As a good historian should, Davies loses no opportunity to dissolve myths. In this area of research, there are many. A popular legend of the trenches among all the combatants was ‘the White Comrade’, a spectral figure seen tending to the dead and dying. The origins and identity of this folkloric phantasm were vague, even for legends, but the comrade was soon said by many to be Jesus Christ. Citing David Clarke’s earlier research on this topic, Davies provides an account of the origin of the belief in a short story published in early 1915 and spreading via republication in parish magazines and a variety of other print forms, as well as oral transmission: ‘Once again, fiction became fact…’ (68).

Through seven (lucky?) close-packed chapters on prophecy, spirits, fortune telling, soldiers’ folk beliefs and religious faith in the trenches, A Supernatural Warprovides a nuanced and learned exposition of the profound roles of belief in the supernatural during the Great War. Davies deals with various forms of ‘new thought’, including Christian Science and Pelmanism, the moral memory system that was a favourite butt of trench humour. He also looks at the role of the supernatural in some non-Christian faiths. Such a broad approach suggests that this book is likely to remain the definitive work for a long time to come.

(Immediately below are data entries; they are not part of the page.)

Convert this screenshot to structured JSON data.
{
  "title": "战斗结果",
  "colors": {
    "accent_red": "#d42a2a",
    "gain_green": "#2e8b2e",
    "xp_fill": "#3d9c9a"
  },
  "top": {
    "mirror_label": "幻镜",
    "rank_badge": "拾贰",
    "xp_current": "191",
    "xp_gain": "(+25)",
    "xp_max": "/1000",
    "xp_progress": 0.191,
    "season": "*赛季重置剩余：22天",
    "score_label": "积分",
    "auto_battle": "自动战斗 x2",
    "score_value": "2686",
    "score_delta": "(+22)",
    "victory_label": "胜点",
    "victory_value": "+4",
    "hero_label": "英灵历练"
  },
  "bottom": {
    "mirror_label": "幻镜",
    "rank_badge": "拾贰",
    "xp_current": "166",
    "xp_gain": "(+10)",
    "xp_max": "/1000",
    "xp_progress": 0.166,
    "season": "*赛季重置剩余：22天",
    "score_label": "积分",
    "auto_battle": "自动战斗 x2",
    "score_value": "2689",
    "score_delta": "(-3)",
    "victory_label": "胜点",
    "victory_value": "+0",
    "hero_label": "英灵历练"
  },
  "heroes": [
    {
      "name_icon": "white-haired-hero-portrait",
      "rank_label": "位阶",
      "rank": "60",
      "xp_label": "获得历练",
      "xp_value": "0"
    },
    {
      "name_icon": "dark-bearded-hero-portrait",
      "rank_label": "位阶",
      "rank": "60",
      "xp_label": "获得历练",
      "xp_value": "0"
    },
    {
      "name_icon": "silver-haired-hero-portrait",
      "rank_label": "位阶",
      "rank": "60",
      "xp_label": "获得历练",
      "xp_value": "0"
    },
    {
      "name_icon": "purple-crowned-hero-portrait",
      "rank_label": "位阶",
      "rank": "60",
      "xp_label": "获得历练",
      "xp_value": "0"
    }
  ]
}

A final chapter provides an overview of supernatural beliefs and practices since the First World War, into the second, and beyond. Witches, real and fictional; folk magic; spiritualism; psychic research; Theosophy; astrology; prophecy; lucky chain letters; mascots, amulets, bibles and the like all continued to appeal. Some practices thrived. Commercialised horoscopes, in particular, became a still-familiar staple of newspapers and magazines. There is also a brief mention of some fascinating uses of the supernatural as propaganda in the Second World War. A future research topic, perhaps?

While this book focusses on the First World War, the beliefs and practices it illuminates are as prevalent today as they were then. The supernatural was, and is, no different to other human activities: ‘Beliefs and practices constantly ebbed and flowed, disappeared and emerged, in response to broader trends in social, cultural and economic life.’ Owen Davies concludes his excellent book with the considered observation that, despite the long history of ‘superstition’, that ‘the First World War and its legacy confirmed that the supernatural was profoundly modern.’ (232)

Graham Seal (This review appears in a slightly different form as ‘Shamans at War’, in Literary Review, February 2019).